Sahabe mesleği; hiçbir olumsuzluğa takılmadan, bahanelere sarılmadan, çölde gül yetiştirme derdini kendine dert olarak edinen bir meslektir. Bahanelere sarılırsak Allah o bahanelere bizi mahkûm eder. Eğer biz hedefimize kilitlenirsek Allah karşımızdaki dağları vadi yapacaktır.
“Salihlerin anıldığı meclise rahmet yağar.” (Müsned, Ahmed b. Hanbel)
Âlimler peygamberlerin varisleridir. Biz hangi âlimden bahsedersek bahsedelim bir verasetten bahsederiz. Cenab-ı Hak 14 asırlık zaman içerisinde çok âlim nasip etti. Âlimler bizim yolumuzu aydınlatan rehberlerdir.
Sahabeden çok âlim vardır. Bunlar da kendilerinden sonra gelen Tabiin nesline sancağı devrettiler. Onların arkasından gelen Etbai Tabiin nesli de tabiin neslinden aldı ve bu sancak günümüze kadar geldi.
“Bir âlimde olması gereken vasıflar” dediğimiz zaman 5 kavram çıkar karşımıza. Âlim, sadece malumat sahibi kişi demek değildir.
1. Haşyet: Eğer haşyet olmazsa gerçek manada âlimlikten bahsedilemez.
2. Celâdet: Âlime celadet yakışır. Hakkı haykıracağı yerde hiç korkmadan haykıracaktır.
3. Salâbet: Rüzgâr ne kadar eserse essin sarsılmadan durabilendir. İstikamet çizgisini koruyabilmektir. Bu ancak salâbetle olur.
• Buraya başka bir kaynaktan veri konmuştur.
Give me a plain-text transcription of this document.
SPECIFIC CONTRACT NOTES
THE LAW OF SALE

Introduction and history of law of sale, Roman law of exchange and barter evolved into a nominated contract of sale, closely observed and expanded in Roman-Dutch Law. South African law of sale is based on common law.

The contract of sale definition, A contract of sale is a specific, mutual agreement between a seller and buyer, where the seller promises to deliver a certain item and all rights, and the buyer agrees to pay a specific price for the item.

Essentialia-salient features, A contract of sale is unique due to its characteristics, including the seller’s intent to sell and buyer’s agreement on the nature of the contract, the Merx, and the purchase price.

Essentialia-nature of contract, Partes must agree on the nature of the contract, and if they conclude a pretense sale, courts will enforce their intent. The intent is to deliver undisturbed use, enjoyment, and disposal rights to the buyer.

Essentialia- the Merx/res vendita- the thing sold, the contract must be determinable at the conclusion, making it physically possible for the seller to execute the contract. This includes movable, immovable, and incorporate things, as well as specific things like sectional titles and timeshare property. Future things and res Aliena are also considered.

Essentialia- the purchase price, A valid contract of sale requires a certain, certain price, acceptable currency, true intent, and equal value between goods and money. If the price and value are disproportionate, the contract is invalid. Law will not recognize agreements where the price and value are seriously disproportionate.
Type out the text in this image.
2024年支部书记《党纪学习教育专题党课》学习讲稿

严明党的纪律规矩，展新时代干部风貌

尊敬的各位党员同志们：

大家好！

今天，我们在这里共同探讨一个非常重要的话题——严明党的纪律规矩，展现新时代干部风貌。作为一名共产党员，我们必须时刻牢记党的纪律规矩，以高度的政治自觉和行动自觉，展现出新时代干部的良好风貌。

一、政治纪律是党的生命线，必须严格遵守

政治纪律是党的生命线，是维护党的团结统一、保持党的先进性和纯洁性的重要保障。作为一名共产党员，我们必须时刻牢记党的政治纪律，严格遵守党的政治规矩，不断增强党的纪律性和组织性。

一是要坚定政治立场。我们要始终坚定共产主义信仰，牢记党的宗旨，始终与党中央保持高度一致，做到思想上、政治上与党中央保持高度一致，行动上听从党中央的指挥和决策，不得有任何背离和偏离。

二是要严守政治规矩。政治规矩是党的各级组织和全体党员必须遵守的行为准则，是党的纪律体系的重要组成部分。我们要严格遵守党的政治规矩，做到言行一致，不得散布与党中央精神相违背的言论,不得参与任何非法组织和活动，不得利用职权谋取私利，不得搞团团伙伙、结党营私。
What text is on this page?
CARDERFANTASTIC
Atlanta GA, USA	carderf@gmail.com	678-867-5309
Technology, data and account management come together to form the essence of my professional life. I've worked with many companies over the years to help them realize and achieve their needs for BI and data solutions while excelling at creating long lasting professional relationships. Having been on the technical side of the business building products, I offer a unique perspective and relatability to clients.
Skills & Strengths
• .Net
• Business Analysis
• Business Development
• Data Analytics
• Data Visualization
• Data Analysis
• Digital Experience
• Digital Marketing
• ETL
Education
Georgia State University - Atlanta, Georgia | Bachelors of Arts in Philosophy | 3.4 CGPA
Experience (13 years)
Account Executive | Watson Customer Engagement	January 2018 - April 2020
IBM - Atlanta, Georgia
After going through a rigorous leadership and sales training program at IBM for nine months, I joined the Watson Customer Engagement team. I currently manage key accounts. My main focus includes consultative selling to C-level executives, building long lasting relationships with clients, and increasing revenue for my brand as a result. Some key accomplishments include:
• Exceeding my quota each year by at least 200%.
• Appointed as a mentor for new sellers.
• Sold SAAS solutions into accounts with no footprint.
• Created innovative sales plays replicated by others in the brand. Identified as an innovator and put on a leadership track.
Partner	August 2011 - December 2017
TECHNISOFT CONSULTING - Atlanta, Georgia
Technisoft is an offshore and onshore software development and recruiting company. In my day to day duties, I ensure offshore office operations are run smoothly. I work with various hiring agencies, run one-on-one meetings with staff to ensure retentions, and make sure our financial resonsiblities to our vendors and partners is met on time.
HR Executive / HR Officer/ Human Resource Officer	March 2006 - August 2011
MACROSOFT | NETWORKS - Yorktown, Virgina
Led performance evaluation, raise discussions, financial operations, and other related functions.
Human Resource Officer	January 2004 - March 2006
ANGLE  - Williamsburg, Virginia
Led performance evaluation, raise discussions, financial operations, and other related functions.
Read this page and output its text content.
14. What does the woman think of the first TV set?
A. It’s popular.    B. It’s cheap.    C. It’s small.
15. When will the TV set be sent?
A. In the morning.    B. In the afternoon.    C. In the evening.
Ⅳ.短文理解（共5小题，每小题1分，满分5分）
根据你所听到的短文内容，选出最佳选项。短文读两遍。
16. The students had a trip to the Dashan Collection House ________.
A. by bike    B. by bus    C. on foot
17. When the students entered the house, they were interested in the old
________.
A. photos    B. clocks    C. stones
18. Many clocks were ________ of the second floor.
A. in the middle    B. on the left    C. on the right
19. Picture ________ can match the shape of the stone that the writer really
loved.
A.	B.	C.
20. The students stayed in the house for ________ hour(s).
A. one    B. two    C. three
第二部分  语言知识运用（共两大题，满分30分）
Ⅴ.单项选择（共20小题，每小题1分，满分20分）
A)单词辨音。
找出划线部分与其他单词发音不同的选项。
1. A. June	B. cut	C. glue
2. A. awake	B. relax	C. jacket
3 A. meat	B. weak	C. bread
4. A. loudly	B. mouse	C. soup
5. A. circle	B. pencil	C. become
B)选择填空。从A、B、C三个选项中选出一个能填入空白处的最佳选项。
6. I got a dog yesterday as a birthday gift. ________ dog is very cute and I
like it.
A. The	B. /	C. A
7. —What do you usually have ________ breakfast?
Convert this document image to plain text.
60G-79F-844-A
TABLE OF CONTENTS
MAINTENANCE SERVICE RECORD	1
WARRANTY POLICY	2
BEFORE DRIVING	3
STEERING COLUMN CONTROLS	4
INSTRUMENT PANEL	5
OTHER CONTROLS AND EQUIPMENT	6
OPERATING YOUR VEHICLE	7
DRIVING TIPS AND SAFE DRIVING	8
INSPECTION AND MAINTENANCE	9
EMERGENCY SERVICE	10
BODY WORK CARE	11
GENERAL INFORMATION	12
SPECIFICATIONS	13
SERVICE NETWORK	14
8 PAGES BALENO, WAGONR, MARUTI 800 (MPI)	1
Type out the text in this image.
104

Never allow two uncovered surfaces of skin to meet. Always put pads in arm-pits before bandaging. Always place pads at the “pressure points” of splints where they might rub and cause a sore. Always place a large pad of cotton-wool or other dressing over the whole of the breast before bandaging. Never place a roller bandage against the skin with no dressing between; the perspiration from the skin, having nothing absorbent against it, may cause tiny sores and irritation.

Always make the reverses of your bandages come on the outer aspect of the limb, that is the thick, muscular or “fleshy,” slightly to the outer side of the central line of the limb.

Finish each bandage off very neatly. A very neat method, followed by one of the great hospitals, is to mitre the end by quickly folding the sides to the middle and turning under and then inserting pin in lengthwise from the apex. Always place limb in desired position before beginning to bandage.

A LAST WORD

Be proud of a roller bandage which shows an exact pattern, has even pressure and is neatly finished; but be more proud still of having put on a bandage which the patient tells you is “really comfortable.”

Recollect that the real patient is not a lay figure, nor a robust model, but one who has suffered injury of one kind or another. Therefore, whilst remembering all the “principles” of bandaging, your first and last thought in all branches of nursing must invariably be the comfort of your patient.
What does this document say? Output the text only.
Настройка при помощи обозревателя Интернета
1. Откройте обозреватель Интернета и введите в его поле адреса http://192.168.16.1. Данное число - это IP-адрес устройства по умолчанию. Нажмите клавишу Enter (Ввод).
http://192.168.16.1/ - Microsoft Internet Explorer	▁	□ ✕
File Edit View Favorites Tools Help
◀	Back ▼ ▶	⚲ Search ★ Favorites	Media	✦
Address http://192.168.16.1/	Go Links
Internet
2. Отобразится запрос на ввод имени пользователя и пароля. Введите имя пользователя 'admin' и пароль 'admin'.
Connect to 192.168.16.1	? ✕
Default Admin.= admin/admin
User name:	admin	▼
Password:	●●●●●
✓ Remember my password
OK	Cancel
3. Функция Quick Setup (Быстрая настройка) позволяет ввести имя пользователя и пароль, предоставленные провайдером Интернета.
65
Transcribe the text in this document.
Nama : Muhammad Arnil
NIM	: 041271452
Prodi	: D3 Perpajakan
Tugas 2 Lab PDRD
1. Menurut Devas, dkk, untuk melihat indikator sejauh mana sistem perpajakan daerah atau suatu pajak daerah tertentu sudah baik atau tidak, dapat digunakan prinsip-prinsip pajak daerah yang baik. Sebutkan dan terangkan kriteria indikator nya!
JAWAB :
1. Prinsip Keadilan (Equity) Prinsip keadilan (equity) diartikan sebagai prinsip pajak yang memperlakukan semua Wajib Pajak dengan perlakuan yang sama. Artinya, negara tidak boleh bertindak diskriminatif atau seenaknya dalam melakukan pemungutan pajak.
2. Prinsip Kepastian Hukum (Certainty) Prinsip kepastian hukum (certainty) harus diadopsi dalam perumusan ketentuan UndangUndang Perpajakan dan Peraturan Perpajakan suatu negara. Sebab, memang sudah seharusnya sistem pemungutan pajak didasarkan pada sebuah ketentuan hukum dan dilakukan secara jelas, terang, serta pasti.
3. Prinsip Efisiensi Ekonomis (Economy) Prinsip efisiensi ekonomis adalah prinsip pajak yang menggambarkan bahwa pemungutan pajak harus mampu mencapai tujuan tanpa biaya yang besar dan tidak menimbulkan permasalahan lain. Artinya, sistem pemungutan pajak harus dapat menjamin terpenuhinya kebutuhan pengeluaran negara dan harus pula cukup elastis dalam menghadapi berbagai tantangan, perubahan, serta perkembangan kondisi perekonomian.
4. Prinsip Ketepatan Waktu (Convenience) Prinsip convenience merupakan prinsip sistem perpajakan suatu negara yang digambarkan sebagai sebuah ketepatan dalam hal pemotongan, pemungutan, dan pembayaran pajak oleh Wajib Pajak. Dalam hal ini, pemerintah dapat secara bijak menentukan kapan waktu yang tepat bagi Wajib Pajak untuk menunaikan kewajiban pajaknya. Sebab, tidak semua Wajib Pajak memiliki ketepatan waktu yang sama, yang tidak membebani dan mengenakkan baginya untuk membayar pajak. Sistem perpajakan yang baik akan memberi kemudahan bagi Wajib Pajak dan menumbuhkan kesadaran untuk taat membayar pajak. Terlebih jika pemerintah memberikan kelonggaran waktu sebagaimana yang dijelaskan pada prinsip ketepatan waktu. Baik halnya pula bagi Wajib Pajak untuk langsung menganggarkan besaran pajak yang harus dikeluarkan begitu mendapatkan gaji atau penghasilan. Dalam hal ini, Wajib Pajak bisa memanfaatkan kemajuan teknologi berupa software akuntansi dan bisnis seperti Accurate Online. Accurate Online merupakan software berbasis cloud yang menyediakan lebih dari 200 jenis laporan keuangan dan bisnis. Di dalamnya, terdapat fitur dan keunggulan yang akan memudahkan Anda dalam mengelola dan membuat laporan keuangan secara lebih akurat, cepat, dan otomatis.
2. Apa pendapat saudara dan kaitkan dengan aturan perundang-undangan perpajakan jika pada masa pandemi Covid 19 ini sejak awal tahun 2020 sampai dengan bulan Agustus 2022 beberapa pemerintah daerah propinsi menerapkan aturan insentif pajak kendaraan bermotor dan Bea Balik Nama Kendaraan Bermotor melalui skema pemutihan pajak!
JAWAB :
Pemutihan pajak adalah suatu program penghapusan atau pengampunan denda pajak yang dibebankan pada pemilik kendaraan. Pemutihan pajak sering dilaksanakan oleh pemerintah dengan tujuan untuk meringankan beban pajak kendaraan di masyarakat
4. Veraset: Rasûlullah’tan (sav) aldığı dini, büyük bir sadakatle, en ufak taviz vermeden kendinden sonraki nesle aktarır.
5. Zürriyet: Zürriyet deyince günümüzde salt manada anlaşılan “nesil” manası aklınıza gelmesin. Onlarca evlenmemiş âlim vardır. Biz onlarca evlenmemiş âlim biliyoruz ki zürriyeti devam etmiş. Onlara hakikat adına bağlanmışsanız maneviyat adına onun evladı sayılırsınız.
Unutmayalım ki Kur’an-ı Kerim bize ilaçları verir, Hz. Peygamber (sav) hangi ilacın hangi hastalığa iyi geleceğini gösterir, Sahabe (ra) o ilaçlar kullanılarak nasıl iyileşeceğini öğretirler. Âlimler de bunu öğrenip, kavrayıp bize aktarırlar.
Gelin bir zamana gidelim. Osmanlı son zamanları, İslam adına ümitlerin tükendiği bir zamandır. “Şu istikbal-i inkılabat içinde en gür seda İslam’ın sedası olacaktır” nidasını haykırabilmiştir. Sadece ümitler yeşersin diye değil ilerde gerçekleşecek bu hakikati aktararak mesleğini sahabe mesleği olduğunu haykırır.